The usual commemoration discussions at village level and elsewhere that attract big gatherings during this upcoming period, walks to remember and night vigils will not be held where they used to be.

Instead, related talks will be streamed on local media channels and social media where necessary. By and large, the nation, and the world, will still remember the victims of the 1994 Genocide against the Tutsi.

Timelines have not changed much. The initial official commemoration week, as usual, starts from April 7 until 13. The regular 100 days of commemoration will end in July.
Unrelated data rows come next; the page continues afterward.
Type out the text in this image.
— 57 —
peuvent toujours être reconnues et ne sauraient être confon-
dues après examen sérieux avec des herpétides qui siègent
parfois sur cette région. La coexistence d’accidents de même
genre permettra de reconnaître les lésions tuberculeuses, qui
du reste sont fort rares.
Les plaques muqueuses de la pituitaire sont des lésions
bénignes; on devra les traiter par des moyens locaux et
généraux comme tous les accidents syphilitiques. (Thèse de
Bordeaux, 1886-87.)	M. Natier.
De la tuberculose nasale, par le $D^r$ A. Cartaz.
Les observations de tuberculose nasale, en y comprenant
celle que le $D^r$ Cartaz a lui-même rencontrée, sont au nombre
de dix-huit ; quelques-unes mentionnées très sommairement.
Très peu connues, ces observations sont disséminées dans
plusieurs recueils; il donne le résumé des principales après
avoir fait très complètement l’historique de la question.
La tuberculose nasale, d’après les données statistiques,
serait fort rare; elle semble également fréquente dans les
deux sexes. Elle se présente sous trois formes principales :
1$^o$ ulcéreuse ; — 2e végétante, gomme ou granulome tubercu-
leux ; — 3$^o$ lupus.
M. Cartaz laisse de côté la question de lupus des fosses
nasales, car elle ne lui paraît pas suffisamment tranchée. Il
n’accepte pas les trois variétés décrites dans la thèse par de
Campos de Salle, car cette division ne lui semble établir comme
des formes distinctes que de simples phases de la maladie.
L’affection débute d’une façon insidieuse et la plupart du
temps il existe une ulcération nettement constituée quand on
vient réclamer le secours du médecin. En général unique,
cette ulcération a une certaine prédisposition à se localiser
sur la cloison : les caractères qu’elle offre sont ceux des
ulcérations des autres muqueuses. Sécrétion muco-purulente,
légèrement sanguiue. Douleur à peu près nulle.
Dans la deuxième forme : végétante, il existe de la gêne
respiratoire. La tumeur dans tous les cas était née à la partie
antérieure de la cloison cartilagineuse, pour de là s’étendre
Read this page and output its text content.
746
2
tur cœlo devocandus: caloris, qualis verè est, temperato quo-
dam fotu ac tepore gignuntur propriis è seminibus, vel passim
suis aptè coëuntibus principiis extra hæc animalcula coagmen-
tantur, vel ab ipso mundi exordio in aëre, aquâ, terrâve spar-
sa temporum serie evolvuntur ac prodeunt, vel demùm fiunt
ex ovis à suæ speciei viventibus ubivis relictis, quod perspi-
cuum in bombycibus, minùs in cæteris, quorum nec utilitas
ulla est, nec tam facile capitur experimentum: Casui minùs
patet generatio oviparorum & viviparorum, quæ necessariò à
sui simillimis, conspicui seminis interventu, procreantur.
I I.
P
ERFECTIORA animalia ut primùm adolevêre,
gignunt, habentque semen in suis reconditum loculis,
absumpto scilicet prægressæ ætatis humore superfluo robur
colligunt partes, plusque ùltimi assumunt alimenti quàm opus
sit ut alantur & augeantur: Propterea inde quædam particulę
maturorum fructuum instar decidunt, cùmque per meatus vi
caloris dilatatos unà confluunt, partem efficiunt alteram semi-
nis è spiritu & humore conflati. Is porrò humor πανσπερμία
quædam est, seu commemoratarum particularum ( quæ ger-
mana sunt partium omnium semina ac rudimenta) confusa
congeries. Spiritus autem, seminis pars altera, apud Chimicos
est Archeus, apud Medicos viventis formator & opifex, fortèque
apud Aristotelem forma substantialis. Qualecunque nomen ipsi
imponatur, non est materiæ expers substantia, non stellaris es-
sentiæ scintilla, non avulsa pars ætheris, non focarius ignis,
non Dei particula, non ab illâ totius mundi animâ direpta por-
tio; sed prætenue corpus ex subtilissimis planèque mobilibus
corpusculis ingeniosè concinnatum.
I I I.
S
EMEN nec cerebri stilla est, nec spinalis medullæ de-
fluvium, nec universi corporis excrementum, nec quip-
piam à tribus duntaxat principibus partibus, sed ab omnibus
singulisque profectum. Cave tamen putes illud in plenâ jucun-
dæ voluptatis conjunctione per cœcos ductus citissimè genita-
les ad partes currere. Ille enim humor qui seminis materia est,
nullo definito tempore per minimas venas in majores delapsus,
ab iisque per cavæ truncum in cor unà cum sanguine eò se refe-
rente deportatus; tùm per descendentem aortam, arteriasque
Should the pandemic subside at any point during these 100 days, and the government announces an end to the lockdown, we shall carry on as usual. We will, for example, visit the Genocide Memorial in Bisesero in end June, if the lockdown has been called off by then, and lay wreaths and so on and so forth.

In the meantime, while we are still in the lockdown, here are some six ways you can commemorate, as an individual or as a family at home, as we continue to stay home and abide by our government's advisory on preventing the spread of the COVID-19 pandemic.

You may not be able to participate in walks to remember and other such commemoration activities but you can, on your own, as a conscious human being, light a remembrance candle and observe a minute of silence. Honour our loved ones. Keep the memory. Each and everyone of us should be responsible. Do what's right.

The CNLG announced that all the talks will be broadcast on national TV and radio as well as by other media houses. All talk shows will be aired daily from 3 to 4:30 PM. Follow these talk shows, and interact - call in with questions or ideas - where need be, since this will be most welcome.

Listen to commemoration songs on radios and elsewhere.

Watch commemoration theme movies on TV, and others you may have at home. If you have watched them before, watch them again and have a discussion with family at home. Or read books about the Genocide against the Tutsi.

There will be short special messages by some key personalities on TV and other media, including social media. Follow these messages. Learn from them, and remember.

The focus during this year's commemoration will be on our youth and memory. The youth own this nation's future. If you are older, engage them positively. Make an effort to help very young children who might not grasp what happened during the Genocide understand.

The country's young generation needs to understand the history of the Genocide against the Tutsi - the roots and causes - in depth so that they can ably counter or fight Genocide ideology and denial. A talk show particularly focused on the youth is scheduled on April 8. Don't miss it.

And, it is worth understanding that 26 years after the 1994 Genocide, there are Rwandans who continue to struggle with trauma. Should a case occur near you, please be kind, and prudent enough, to quickly call 114 - the Rwanda Biomedical Center's toll-free number, for help. That is the number CNLG has approved for use during this period.